At a seminar jointly held by the Ministry of Trade and the Vietnam Association for Anti-Counterfeiting and trademark protection on Thursday, officials detailed Government moves to combat counterfeiting including the imposition of stricter penalties on counterfeiters, and increases in the powers of relevant bodies such as market watchers and economic police, and requested that businesses support these efforts by expanding their distribution networks to facilitate easier consumer access to authentic products.
Director of the Centre of Technology Development against Counterfeits Le Quoc Chi criticised the tendency of businesses to shirk the responsibility of tackling counterfeiting.
“Commodities are businesses’ assets, therefore the primary responsibility for theirio protection against counterfeit rests with businesses,” said Mr Chi, who suggested companies monitor the production-to-cir-culation process of goods more closely.

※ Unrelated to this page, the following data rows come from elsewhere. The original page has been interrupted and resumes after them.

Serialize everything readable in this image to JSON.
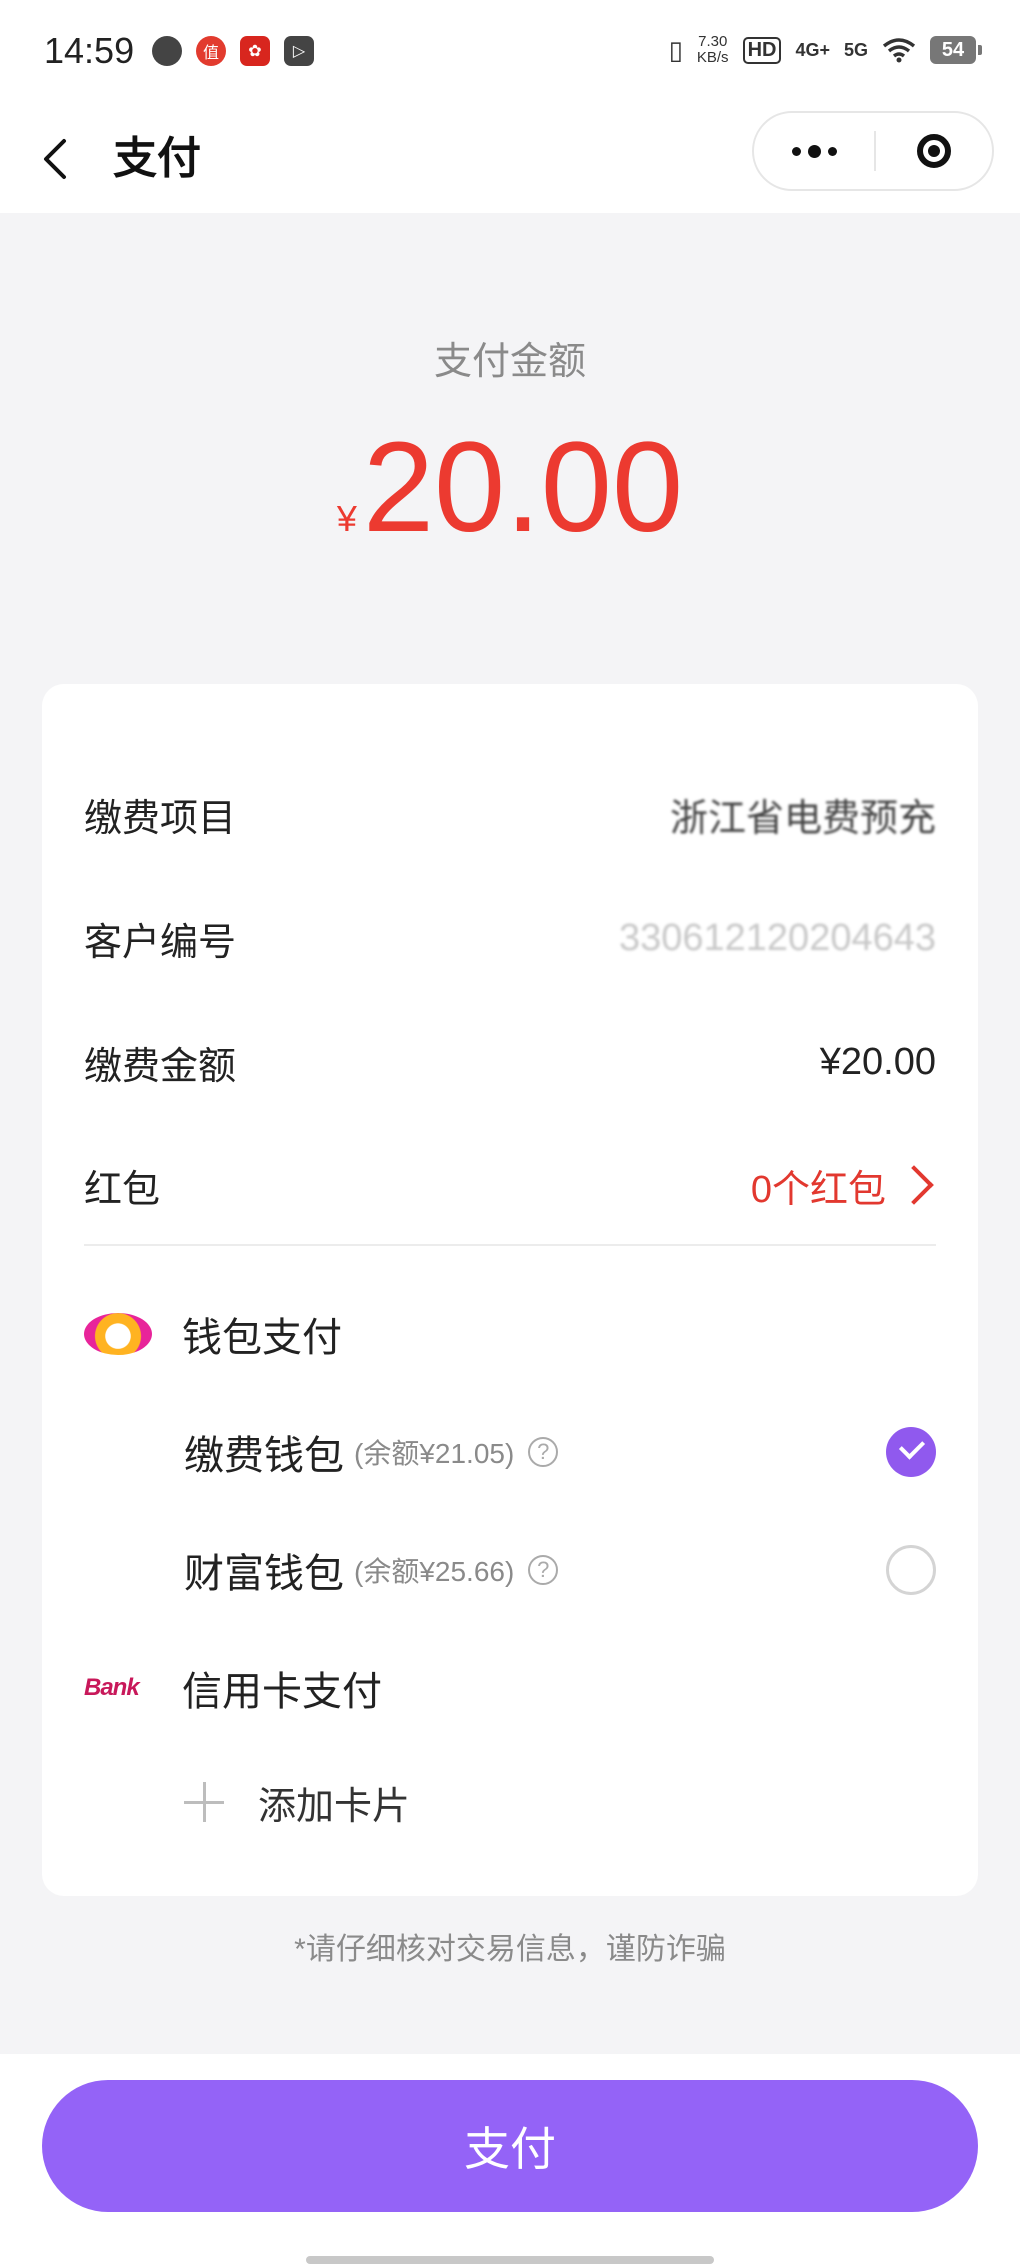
{
  "status_bar": {
    "time": "14:59",
    "left_icons": [
      "chat-bubble-icon",
      "worth-buying-app-icon",
      "lucky-app-icon",
      "play-app-icon"
    ],
    "speed_value": "7.30",
    "speed_unit": "KB/s",
    "hd_badge": "HD",
    "net1": "4G+",
    "net2": "5G",
    "battery": "54"
  },
  "nav": {
    "title": "支付"
  },
  "amount_label": "支付金额",
  "amount": {
    "currency": "¥",
    "value": "20.00"
  },
  "details": {
    "item_label": "缴费项目",
    "item_value": "浙江省电费预充",
    "customer_label": "客户编号",
    "customer_value": "330612120204643",
    "fee_label": "缴费金额",
    "fee_value": "¥20.00",
    "redpacket_label": "红包",
    "redpacket_value": "0个红包"
  },
  "wallet": {
    "title": "钱包支付",
    "options": [
      {
        "name": "缴费钱包",
        "balance": "(余额¥21.05)",
        "help": "?",
        "selected": true
      },
      {
        "name": "财富钱包",
        "balance": "(余额¥25.66)",
        "help": "?",
        "selected": false
      }
    ]
  },
  "credit": {
    "logo": "Bank",
    "title": "信用卡支付",
    "add_card": "添加卡片"
  },
  "notice": "*请仔细核对交易信息，谨防诈骗",
  "pay_button": "支付",
  "colors": {
    "accent": "#9463f7",
    "amount_red": "#ec3a30",
    "background": "#f4f4f6"
  }
}
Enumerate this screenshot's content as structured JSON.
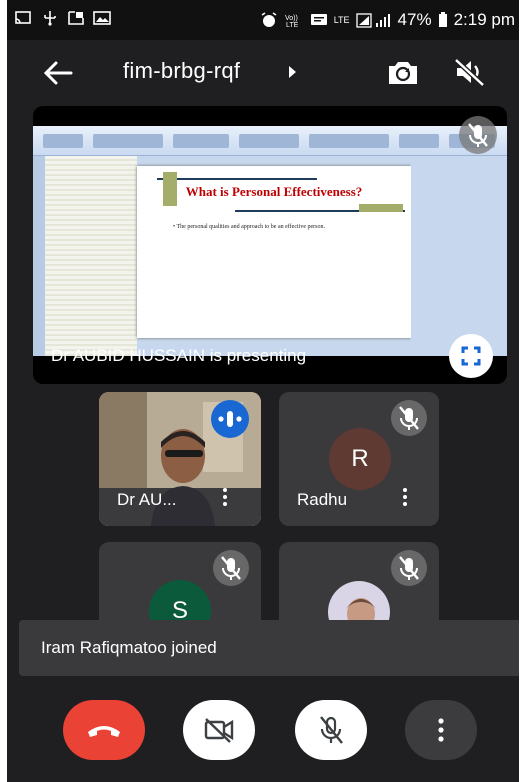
{
  "status_bar": {
    "battery": "47%",
    "time": "2:19 pm",
    "network": "LTE"
  },
  "header": {
    "meeting_code": "fim-brbg-rqf"
  },
  "presentation": {
    "presenter_text": "Dr AUBID HUSSAIN is presenting",
    "slide_title": "What is Personal Effectiveness?",
    "slide_bullet": "The personal qualities and approach to be an effective person."
  },
  "participants": [
    {
      "name": "Dr AU...",
      "state": "speaking"
    },
    {
      "name": "Radhu",
      "avatar_letter": "R",
      "avatar_color": "#5e3a33",
      "state": "muted"
    },
    {
      "name": "",
      "avatar_letter": "S",
      "avatar_color": "#0c5a3c",
      "state": "muted"
    },
    {
      "name": "",
      "state": "muted"
    }
  ],
  "toast": {
    "message": "Iram Rafiqmatoo joined"
  },
  "colors": {
    "end_call": "#ea4335",
    "speaking_badge": "#1967d2",
    "background": "#1f1f21"
  }
}
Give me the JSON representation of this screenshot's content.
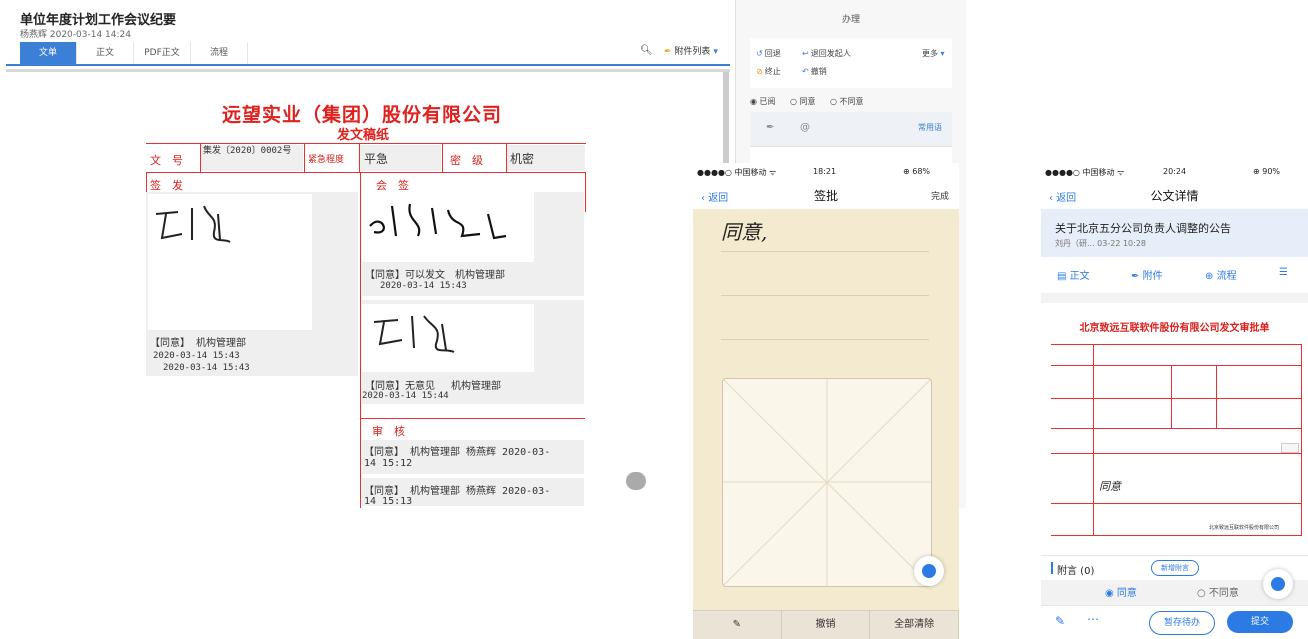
{
  "desktop": {
    "title": "单位年度计划工作会议纪要",
    "meta": "杨燕辉 2020-03-14 14:24",
    "tabs": [
      "文单",
      "正文",
      "PDF正文",
      "流程"
    ],
    "attachments_label": "附件列表",
    "document": {
      "company": "远望实业（集团）股份有限公司",
      "subtitle": "发文稿纸",
      "doc_no_label": "文　号",
      "doc_no_value": "集发〔2020〕0002号",
      "urgency_label": "紧急程度",
      "urgency_value": "平急",
      "secret_label": "密　级",
      "secret_value": "机密",
      "sign_label": "签　发",
      "countersign_label": "会　签",
      "sign_opinion": "【同意】 机构管理部",
      "sign_date1": "2020-03-14 15:43",
      "sign_date2": "2020-03-14 15:43",
      "cs1_opinion": "【同意】可以发文　机构管理部",
      "cs1_date": "2020-03-14 15:43",
      "cs2_opinion": "【同意】无意见　 机构管理部",
      "cs2_date": "2020-03-14 15:44",
      "review_label": "审　核",
      "review1_line1": "【同意】 机构管理部 杨燕辉 2020-03-",
      "review1_line2": "14 15:12",
      "review2_line1": "【同意】 机构管理部 杨燕辉 2020-03-",
      "review2_line2": "14 15:13"
    },
    "panel": {
      "header": "办理",
      "actions": [
        "回退",
        "退回发起人",
        "终止",
        "撤销"
      ],
      "more": "更多",
      "radios": [
        "已阅",
        "同意",
        "不同意"
      ],
      "common_phrases": "常用语"
    }
  },
  "phone1": {
    "status_carrier": "●●●●○ 中国移动 ᯤ",
    "status_time": "18:21",
    "status_battery": "⊕ 68%",
    "back": "返回",
    "title": "签批",
    "done": "完成",
    "handwriting": "同意,",
    "footer": [
      "撤销",
      "全部清除"
    ]
  },
  "phone2": {
    "status_carrier": "●●●●○ 中国移动 ᯤ",
    "status_time": "20:24",
    "status_battery": "⊕ 90%",
    "back": "返回",
    "title": "公文详情",
    "notice_title": "关于北京五分公司负责人调整的公告",
    "notice_meta": "刘丹（研...  03-22 10:28",
    "tabs": [
      "正文",
      "附件",
      "流程"
    ],
    "doc_title": "北京致远互联软件股份有限公司发文审批单",
    "doc_footer": "北京致远互联软件股份有限公司",
    "handwriting": "同意",
    "attach_label": "附言 (0)",
    "new_attach": "新增附言",
    "agree": "同意",
    "disagree": "不同意",
    "save_pending": "暂存待办",
    "submit": "提交"
  }
}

Marketing director of Trung Nguyen Coffee, Nguyen Tran Quang, recommended that companies set up official distribution agencies nationwide to reduce brand-name violation and counterfeiting, maintaining that Trung Nguyen’s extensive distribution network, which covers all of Vietnam’s 64 provinces, is a key factor behind Trung Nguyen’s relative success in escaping trademark violation.
Mr Quang also advocated closer cooperation between businesses and wholesalers in the development of standardised methods for distinguishing authentic products from forgeries, arguing that financial incentives will ensure wholesalers’ assistance in this matter.
Director of the Truong Sinh Industrial Liability Limited Company Nguyen Trung Thuc offered another solution, recommending that businesses organise staff expeditions aimed at identifying counterfeiters throughout the country firsthand.
However, some business leaders and officials responded to the recommendations by expressing doubt about the potential effectiveness of such changes if current Government measures to deal with counterfeiting are not bolstered, arguing that penalites are still too lenient to significantly deter counterfeiters.
The Director of the Ministry of Trade’s Market Control Department Nguyen Duc Thich pointed out that the maximum penalty for brandname violation in Vietnam is only a VND100mil fine, compared with the US penalty of a fine of up to US$2mil and a jail sentence of 5-10 years.
Every year the Market Control Department reports around 5,000 cases related to counterfeit production and trading, many of which inflict severe losses on businesses in terms of profit and prestige.